I am planning another experiment with Macallan 12yo which should take several years. Again, not “science” just for my own experience.
Here is a video doing an experiment with Private Preserve on Macallan 12yo and Laphroaig 10yo at 1/3 bottle with gas vs. not gas.
Their experience is similar to my own. But your experience could be different.
I was not an easy task to find a supplier of various sized sample bottles and poly cone lined caps in Ontario, Canada. I did manage to located this out fit. Hopefully, it saves others the time and expense of shipping from outside of Canada.
2 months ago 0
I just use my liver for whisky storage. Is that wrong?

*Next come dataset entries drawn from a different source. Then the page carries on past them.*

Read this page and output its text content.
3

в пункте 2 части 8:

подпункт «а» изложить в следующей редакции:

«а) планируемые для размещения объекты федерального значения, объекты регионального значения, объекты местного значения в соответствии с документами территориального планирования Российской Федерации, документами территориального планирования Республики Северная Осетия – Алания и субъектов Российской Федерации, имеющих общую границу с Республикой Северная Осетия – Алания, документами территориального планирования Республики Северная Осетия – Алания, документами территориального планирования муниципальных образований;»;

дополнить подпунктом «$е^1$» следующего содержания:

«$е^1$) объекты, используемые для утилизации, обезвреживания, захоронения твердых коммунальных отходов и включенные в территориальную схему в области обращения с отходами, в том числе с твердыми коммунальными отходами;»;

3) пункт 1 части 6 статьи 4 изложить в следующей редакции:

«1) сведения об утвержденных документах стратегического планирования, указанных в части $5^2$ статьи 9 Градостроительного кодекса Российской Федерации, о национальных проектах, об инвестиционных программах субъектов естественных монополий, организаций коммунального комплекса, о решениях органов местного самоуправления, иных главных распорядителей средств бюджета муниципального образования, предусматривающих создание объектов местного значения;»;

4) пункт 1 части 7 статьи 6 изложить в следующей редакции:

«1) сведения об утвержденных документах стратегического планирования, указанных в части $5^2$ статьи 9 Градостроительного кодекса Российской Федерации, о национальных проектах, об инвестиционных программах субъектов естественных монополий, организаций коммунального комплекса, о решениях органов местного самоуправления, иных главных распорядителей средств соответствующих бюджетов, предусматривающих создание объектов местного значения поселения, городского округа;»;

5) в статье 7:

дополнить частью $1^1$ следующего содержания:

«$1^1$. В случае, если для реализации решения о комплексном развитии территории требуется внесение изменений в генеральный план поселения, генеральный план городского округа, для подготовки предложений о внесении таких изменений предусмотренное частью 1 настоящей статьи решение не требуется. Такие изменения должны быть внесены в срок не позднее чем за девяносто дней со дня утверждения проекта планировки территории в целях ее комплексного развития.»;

2 months ago 4Who liked this?
@fiddich1980 If you order over a certain amount you avoid the "small order fee" they add on. I wait until I'm pretty low (meaning I have given away a lot of samples or have many decanted bottles and few empty bottles left) then I order a lot with a gift master card I receive once in a while.
@talexander The only problem with that is that it's easier to provide a sample in a bottle. I've watched people take liver samples and if that's you're thing, ok...
@talexander that sounds like a pairing of whisky with foie gras.